The Grinch (2018)
The Grinch, also known as Dr. Seuss' The Grinch, is a 2018 American 3D computer-animated Christmas film produced by Illumination Entertainment and the third screen adaptation of the book How the Grinch Stole Christmas! by Dr. Seuss, after the television special from 1966 and the live-action film released in 2000.
It is also the final film adaptation of a Dr. Seuss book during the lifetime of Seuss's widow Audrey Geisel, who died on December 19, 2018, and was an executive producer of the film.

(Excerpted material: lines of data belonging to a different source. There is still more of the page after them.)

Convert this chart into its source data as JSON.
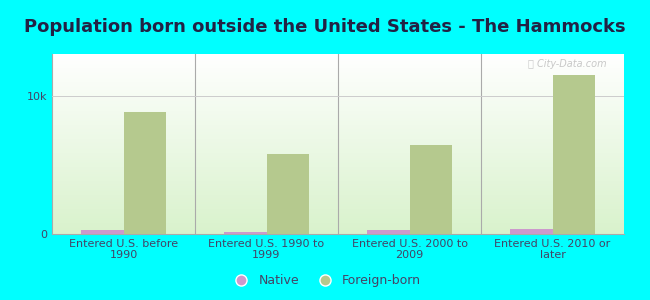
{
  "title": "Population born outside the United States - The Hammocks",
  "categories": [
    "Entered U.S. before\n1990",
    "Entered U.S. 1990 to\n1999",
    "Entered U.S. 2000 to\n2009",
    "Entered U.S. 2010 or\nlater"
  ],
  "native_values": [
    300,
    180,
    280,
    340
  ],
  "foreign_born_values": [
    8800,
    5800,
    6400,
    11500
  ],
  "native_color": "#cc99cc",
  "foreign_born_color": "#b5c98e",
  "background_color": "#00ffff",
  "bar_width": 0.3,
  "ylim": [
    0,
    13000
  ],
  "yticks": [
    0,
    10000
  ],
  "ytick_labels": [
    "0",
    "10k"
  ],
  "watermark": "ⓘ City-Data.com",
  "title_fontsize": 13,
  "tick_fontsize": 8,
  "legend_fontsize": 9,
  "title_color": "#222244",
  "tick_color": "#444466"
}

The Grinch and his loyal dog, Max, live a solitary existence inside a cave on Mount Crumpet. His main source of aggravation comes during Christmastime when his neighbors in Whoville celebrate the holidays with a bang. When the Whos decide to make Christmas bigger and brighter, the disgruntled Grinch realizes there is one way to gain peace and quiet. With help from Max, the green grump hatches a scheme to pose as Santa Claus, steal Christmas and silence the Whos' holiday cheer once and for all.
- The main problem with the film is all the character writing is all informed instead of being shown, like how the Grinch is written to be a terrifying grump who outright hates Christmas because of his past experiences with it, but his backstory and personality hardly makes it look like he outright hates Christmas, as the former just shows him having to miss out on Christmas instead of being scarred by it and the latter makes him too normal to be seen as if he's a terrifying grump. The movie, similar to the infamous Grinch film adaptation released in 2000, also has a pointless backstory that is generic and predictable and doesn't need to be there (although this backstory doesn't take up much of the film thankfully).

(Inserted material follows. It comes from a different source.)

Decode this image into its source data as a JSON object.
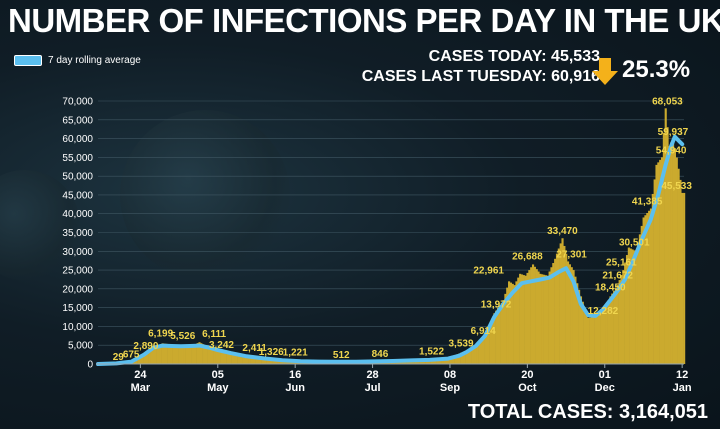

- The Grinch's design, while faithful to the book, looks more soft than menacing. Max's design also looks out of place and feels like a reject from another Illumination film GMW.
- While Benedict Cumberbatch does a pretty good job as the Grinch, his voice sounds way too normal for the role and he sounds more like someone who's mildly peeved than someone who has no soul and is the physical embodiment of evil.
- It once again runs into the same issue most of these adaptations run into the length. The film is an hour long and there is way too much padding, just so they could have an excuse to make a film out of the book.
- The new characters who are friends of Cindy Lou don't do much to progress the plot and have no real personality.
- The rap update to the Grinch theme is a poor attempt at being hip and cool.
- The new moose character, Fred, is just a pointless comic relief character who shows up for a few scenes and then shows up at the end to finally do something.
- Angela Lansbury as the Mayor of Whoville only appears for one scene and that's pretty much it, making her seem like wasted talent.
- The film doesn't feel like the 1966 special or the book it's based on. In fact, it sometimes even goes as far as to insult them in some scenes, although not as much as in the 2000 film.
- Mediocre comedy such as the "Screaming Goat" meme being used randomly as a joke.
- While the voice acting is good overall, Pharrell Williams as the narrator can be kind of bland and kind of unfitting.
- Cindy is now a generic energetic kid.
- This film took a classic story, and turned it into a cliched, energetic, pop cultural, cash grab.
- Great animation, which is a nice step-up for Illumination films.
- The art style is at least somewhat very accurate to the Dr. Seuss books, although it still has some out of place designs and the lazy reuse of assets that make it rather distracting.
- One shot in the film where the Grinch looks down on Whoville looks visually stunning.
- The concept art is fantastic at least, even if the film ended up being bland.
- Good voice acting, a particular highlight being Kenan Thompson as Bricklebaum.
- It isn't nearly as mean-spirited as the previous attempt at a Grinch adaptation, as the film is a lot more lighthearted than the 2000 live-action adaptation, for example, it lacks the scene where the Grinch saves Cindy, but the former regrets doing so and wraps Cindy in gift paper, as well as throwing the dark atmosphere out of the window in favor of a happier tone that fits Dr. Seuss better.
- Depending on your opinion, the movie actually has the Grinch treating Max nicely in some scenes, which (again, depending on your opinion) is a nice change from the original 1966 special and 2000 film.
- Unlike Illumination's previous Dr. Seuss adaption The Lorax, it doesn't have as much pop culture references, if any.
The film received mixed to average reviews from critics and fans of the original book and special, with many calling it a play it safe kind of film that doesn't add much to the legacy of the story. As with most Illumination films, it was a box office hit, earning $511.6 million worldwide.